National Conference leader says they can’t live at their ‘original places’ in the Valley
Jammu: The Government of India’s special envoy on Kashmir, Dineshwar Sharma, on Friday visited Jagti area here, the largest township of the displaced Kashmiri Pandits, and met people to understand their problems.
He visited several households in the area where people apprised him of their problems, officials said.
Sharma, who visited Srinagar and Jammu earlier this month, is in the state for the next four days.
The officials said that Sharma would also meet people who came from West Pakistan immediately after Partition in 1947 and settled in Jammu. There are nearly three lakh such people.
Besides, he will visit camps housing those displaced from their homes in border villages to understand their plight and ensure that they are properly rehabilitated.

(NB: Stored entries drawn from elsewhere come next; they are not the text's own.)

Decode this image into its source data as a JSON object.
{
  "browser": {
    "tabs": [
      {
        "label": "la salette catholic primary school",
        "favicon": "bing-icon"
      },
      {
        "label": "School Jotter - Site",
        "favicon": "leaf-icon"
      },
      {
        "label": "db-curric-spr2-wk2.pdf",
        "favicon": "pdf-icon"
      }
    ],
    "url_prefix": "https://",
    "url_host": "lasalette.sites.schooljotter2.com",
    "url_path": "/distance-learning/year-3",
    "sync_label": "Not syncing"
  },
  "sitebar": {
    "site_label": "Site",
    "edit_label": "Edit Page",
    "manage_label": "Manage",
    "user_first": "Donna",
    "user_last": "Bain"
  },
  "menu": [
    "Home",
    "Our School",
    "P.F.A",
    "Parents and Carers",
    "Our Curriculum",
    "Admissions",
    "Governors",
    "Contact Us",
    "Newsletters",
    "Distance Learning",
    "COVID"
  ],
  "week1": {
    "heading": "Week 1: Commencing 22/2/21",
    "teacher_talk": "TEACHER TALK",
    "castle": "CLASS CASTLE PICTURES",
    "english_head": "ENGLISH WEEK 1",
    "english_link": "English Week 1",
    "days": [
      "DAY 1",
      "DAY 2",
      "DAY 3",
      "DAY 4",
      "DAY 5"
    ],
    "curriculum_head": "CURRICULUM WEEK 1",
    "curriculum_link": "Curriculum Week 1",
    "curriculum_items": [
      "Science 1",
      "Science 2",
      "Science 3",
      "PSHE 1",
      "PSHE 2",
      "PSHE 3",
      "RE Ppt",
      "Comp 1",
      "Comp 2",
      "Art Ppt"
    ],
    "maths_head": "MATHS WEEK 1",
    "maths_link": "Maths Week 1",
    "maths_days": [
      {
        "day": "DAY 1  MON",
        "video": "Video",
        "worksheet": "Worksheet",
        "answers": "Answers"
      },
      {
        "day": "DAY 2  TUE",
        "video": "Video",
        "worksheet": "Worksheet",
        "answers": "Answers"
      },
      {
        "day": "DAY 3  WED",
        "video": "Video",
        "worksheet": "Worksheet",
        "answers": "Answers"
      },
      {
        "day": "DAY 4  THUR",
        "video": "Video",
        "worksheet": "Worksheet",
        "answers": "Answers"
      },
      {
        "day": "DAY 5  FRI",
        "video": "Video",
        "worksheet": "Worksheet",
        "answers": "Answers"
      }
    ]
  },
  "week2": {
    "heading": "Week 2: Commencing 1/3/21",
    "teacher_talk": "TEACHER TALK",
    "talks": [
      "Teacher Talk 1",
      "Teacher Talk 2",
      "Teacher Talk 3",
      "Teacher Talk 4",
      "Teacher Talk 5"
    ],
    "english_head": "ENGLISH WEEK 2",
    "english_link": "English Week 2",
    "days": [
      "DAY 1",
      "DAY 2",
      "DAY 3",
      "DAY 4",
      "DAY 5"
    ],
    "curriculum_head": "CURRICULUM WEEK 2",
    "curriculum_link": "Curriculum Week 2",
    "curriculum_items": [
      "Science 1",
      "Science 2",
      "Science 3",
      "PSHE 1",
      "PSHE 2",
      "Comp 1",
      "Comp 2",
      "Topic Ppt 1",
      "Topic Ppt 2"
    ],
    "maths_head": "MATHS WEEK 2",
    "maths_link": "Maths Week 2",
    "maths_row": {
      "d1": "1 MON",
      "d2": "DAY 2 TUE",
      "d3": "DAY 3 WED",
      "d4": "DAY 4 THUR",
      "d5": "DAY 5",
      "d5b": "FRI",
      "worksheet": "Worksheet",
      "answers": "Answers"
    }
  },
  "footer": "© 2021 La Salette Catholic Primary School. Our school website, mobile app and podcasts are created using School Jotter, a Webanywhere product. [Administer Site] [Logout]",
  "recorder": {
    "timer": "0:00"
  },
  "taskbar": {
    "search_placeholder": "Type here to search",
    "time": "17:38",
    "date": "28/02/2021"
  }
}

Sharma, a former Intelligence Bureau chief, was appointed the interlocutor on October 23 to hold talks with all stakeholders in an effort to find lasting peace in parts of Kashmir.
Around 60,000 Kashmiri Pandit families migrated in 1990 after the onset of militancy. Of these, 39,000 families based themselves in various camps in Jammu.
Sharma will also visit the “ground zero” of unrest in south Kashmir’s Pulwama and Anantnag districts, they said.
The high point of his visit will be his interactions with youths and students in Pulwama and Anantnag, the officials added.
These districts were the epicentre of unrest following the encounter killing of Hizbul Mujahideen commander Burhan Wani on July 8 last year.
After his first visit to Kashmir Valley, Sharma suggested that cases against 4,500 youths involved in stone pelting for the first time be dropped in a bid to win hearts.
Over 11,500 cases against stone pelters have been registered since July last year following Wani’s death. Of these, over 4,500 youths were first-time stone pelters.
In Jammu, a delegation of the minority cell of the opposition National Conference (NC) strongly batted for rehabilitation of Kashmiri Pandits in clusters to “ensure preservation of culture” of the community.
“We met Sharma here today. We told him Kashmiri Pandits cannot live in their original places. They should be accommodated in clusters in Kashmir when they are brought back after normalcy returns to the Valley,” NC leader Vijay Bakaya told reporters at the township.
Bakaya, a former chief secretary in the state government and an advisor to ex-chief minister Farooq Abdullah, led the delegation.
“Living in clusters will ensure preservation of culture and traditions of the community besides giving them a sense of security,” he said.
Bakaya asked the state government to ensure a conducive atmosphere for the return of the displaced community to the Valley, saying the Pandits were “ready to play their role”.
A delegation of Jagti Tenement Association also met Sharma. Its president Shadi Lal Pandita raised the issue of constructing a township in the Valley and criticised the statement of the government of India that no township will be set up.
Some people at the township were angry after finding their names were not on the list of those allowed to meet Sharma. They claimed that Sharma had come to interact with the residents of Jagti Camp but the Kashmiri Pandits from non-camp areas and political parties were invited instead.
“He should have met us, the residents of Jagti instead of meeting political parties,” a Jagti resident said.